Pierre Huyghe's "Untilled," 2011-2012, living entities and inanimate things, made or not made
Pierre Huyghe's "Untilled (Liegender Frauenakt)," 2012, concrete cast with beehive structure, wax
Artist Pierre Huyghe
For the second Nasher Prize Laureate, an international jury looks to the scintillating, otherworldly Pierre Huyghe.
“Recognizing the achievements of its greatest practitioners, the Nasher Prize advances sculpture,” says Nasher Sculpture Center director Jeremy Strick. When he launched the Nasher Prize last year, his vision was an ambitious one: a program that placed the Nasher on a global stage and expanded the conversation about sculpture as an art form.
As the Pritzker Prize recognizes the world’s most visionary architects, the Nasher Prize aims to be synonymous with the highest level of sculpture. The $100,000 award is bestowed upon an artist who has had “an extraordinary impact on the understanding of the art form,” Strick says.
A jury of internationally renowned museum directors, curators, artists, and art historians selects the recipient Last year, Colombian artist Doris Salcedo received the inaugural prize.
In late September (as detailed in a breaking story on PaperCityMag.com), French artist Pierre Huyghe joined the ranks as the 2017 Nasher Prize Laureate, named by a jury that includes Phyllida Barlow, Huma Bhabha, Pablo León de la Barra, Lynne Cooke, Okwui Enwezor, Yuko Hasegawa, Steven Nash, Alex Potts, and Nicholas Serota.
Huyghe has received numerous accolades, including the special jury prize at the 49th annual Venice Biennale, and his thought-provoking works have been showcased at the Museum of Modern Art in New York and the Musée National d’Art Moderne in Paris, among others.
Employing a mixture of objects and elements, Huyghe creates uncharted, often enchanting, interactive worlds that mix materials and disciplines — from music, cinema, dance, and theater, to dogs, microorganisms, automata, and parades — to connect the worlds of biology and philosophy. His avant-garde work explores the different life states and the interconnectedness between the immaterial and material.

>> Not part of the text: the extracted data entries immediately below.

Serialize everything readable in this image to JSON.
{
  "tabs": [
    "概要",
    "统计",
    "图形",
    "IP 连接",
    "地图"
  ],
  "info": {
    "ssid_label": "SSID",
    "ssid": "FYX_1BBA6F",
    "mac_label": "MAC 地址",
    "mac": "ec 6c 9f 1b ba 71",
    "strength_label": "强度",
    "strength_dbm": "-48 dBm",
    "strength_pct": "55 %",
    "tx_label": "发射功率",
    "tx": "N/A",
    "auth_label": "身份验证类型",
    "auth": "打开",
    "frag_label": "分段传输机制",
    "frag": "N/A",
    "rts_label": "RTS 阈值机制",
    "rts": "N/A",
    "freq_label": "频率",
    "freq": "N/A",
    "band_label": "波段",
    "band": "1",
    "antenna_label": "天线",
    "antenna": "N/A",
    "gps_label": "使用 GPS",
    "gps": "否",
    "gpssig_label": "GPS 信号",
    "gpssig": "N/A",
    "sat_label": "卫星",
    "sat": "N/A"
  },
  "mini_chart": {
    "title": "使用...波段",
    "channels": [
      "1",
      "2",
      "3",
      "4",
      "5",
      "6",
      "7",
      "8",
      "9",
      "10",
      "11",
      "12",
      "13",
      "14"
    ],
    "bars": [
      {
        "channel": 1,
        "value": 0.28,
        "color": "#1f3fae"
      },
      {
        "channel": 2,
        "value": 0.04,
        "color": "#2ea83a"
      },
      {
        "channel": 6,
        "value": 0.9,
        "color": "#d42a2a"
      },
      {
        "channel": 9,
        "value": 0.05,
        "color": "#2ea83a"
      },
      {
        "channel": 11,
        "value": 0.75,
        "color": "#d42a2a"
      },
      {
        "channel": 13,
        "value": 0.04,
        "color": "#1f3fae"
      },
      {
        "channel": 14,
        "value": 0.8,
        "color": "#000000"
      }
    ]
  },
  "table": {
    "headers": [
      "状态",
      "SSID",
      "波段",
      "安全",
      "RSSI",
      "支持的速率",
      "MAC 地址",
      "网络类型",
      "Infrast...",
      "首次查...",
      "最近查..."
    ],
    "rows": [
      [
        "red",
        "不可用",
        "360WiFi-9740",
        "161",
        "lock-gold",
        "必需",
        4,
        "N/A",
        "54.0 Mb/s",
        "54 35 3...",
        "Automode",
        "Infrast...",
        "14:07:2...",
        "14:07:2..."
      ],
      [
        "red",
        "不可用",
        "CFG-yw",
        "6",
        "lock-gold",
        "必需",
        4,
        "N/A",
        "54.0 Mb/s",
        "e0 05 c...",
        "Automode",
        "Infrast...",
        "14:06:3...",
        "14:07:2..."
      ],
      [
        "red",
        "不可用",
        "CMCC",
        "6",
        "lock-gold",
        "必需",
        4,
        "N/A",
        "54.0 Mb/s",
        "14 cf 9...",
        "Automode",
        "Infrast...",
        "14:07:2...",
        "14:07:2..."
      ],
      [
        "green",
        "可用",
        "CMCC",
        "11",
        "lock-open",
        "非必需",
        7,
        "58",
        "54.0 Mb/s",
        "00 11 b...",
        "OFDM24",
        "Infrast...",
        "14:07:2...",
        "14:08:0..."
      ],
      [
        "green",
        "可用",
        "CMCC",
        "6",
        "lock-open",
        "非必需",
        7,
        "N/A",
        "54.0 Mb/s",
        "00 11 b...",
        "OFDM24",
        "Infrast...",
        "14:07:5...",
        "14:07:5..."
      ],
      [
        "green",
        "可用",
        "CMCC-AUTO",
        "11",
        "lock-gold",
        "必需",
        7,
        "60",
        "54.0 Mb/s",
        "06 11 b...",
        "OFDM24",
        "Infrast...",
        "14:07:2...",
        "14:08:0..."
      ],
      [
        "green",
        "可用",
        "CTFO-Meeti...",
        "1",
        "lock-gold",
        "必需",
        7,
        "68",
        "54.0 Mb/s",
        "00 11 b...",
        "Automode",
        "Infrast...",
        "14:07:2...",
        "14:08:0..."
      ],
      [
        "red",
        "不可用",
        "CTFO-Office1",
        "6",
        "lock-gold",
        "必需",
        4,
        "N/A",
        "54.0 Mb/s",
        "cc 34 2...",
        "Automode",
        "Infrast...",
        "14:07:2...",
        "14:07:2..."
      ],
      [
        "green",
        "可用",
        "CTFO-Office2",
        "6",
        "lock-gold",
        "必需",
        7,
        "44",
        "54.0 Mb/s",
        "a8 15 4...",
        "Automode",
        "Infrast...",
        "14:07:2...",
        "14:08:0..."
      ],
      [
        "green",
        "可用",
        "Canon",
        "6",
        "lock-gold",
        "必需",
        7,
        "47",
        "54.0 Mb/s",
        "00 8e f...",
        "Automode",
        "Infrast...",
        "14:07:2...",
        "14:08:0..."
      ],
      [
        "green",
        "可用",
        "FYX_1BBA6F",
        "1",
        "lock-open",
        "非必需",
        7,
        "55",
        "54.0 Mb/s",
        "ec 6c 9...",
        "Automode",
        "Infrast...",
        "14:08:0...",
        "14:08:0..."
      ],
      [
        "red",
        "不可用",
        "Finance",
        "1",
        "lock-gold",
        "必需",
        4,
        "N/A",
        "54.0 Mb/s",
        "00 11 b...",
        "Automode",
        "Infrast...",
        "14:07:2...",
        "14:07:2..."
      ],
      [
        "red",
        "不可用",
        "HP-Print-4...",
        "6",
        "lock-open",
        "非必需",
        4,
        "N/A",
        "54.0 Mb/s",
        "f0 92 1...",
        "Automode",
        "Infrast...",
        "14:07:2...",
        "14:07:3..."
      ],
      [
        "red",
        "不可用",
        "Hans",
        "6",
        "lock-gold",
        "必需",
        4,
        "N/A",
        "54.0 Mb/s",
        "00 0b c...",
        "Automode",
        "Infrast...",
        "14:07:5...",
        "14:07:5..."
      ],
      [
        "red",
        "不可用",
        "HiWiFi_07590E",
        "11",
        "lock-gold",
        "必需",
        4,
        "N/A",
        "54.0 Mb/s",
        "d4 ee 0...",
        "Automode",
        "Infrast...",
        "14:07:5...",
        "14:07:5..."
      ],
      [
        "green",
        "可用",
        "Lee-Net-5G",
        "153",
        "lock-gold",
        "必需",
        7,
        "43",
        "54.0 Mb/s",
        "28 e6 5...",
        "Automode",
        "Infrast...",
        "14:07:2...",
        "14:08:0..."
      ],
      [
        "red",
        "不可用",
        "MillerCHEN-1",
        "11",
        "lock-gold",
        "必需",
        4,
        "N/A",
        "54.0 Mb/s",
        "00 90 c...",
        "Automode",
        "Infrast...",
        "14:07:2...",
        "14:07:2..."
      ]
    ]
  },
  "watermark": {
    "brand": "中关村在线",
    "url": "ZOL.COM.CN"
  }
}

The New York Times called him one of the “most admired and intellectually formidable European artists of his generation,” and Art Review credits him as one of the founding members of the relational art movement — an approach to art that pushes the boundaries of human relations within their social context.
Huyghe comes to Dallas to receive his award — designed by Renzo Piano, the architect behind the Nasher Sculpture Center — on April 1, 2017, during a gala chaired by art patrons Deedie Rose and Sharon Young. Upon arrival, he will also debut a site-specific work at the Nasher, which will no doubt be sublime and intellectually challenging.
But first … A year’s worth of public programming, dubbed the Nasher Prize Dialogues, has already begun, vested with expanding the impact of the Nasher Prize. In September, the first interdisciplinary forum was held at the Akademie der Künste in Berlin.
On March 18, 2017, Nasher Prize juror Pablo León de la Barra moderates a program in Mexico City at Museo Jumex, before the Nasher Prize team makes it way to Dallas for the grand finale at the Nasher Sculpture Center.